Another option, Wacker said, is to use a content delivery network, which is a system of servers that deliver web content to visitors based on their geographic location. One such CDN is operated by Akamai, he said; he also likes one from Sucuri that costs $20 a month and also includes a firewall.

Finally, Wacker said, some people put their photos on Twitter first and then upload them to their website. Twitter has a very large network, he explained, so uploading photos from there will result in faster loading speed.

Testing, testing

Rather than just trusting your own experience with your website—or waiting to hear if members complain about it—Thomas and Wacker recommended running a test to assess your loading speed. It’s best to run such a test at a time when the server isn’t extremely busy, Thomas added, as this will skew the results.

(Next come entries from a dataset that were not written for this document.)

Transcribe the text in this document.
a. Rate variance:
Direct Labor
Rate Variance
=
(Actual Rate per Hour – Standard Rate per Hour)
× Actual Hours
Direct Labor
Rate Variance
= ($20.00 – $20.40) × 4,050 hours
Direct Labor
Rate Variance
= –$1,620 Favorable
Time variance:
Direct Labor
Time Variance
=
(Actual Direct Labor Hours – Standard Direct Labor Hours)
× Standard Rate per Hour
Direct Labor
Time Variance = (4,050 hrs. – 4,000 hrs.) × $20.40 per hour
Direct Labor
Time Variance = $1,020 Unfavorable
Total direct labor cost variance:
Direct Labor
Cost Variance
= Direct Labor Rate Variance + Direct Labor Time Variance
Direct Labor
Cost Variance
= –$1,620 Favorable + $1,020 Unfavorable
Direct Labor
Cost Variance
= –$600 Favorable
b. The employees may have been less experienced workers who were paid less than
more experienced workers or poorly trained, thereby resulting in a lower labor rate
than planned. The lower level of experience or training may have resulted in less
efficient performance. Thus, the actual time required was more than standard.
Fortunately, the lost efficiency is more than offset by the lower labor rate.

Wacker and Thomas mentioned a couple of testing tools in particular. Webpagetest.org checks one page at a time, not the whole site, Thomas said, and it can take a while depending on how many others are trying to use it at the same time. PageSpeed Insights scans your entire site, Wacker noted, and gives you an overview of where you might have some bottlenecks.

And don’t forget to test how fast your site loads on mobile devices, Wacker added; he recommended a tool from Google for that.

Finally, Wacker noted, make sure to test your website’s security certificate—and don’t think that it must be OK because it’s a bar association website. Wacker recommended a test from Qualys SSL Labs, which checks your certificate and gives you a letter grade.

“You need a B or better,” he noted. “Lots of bar associations get C’s, D’s, and F’s.”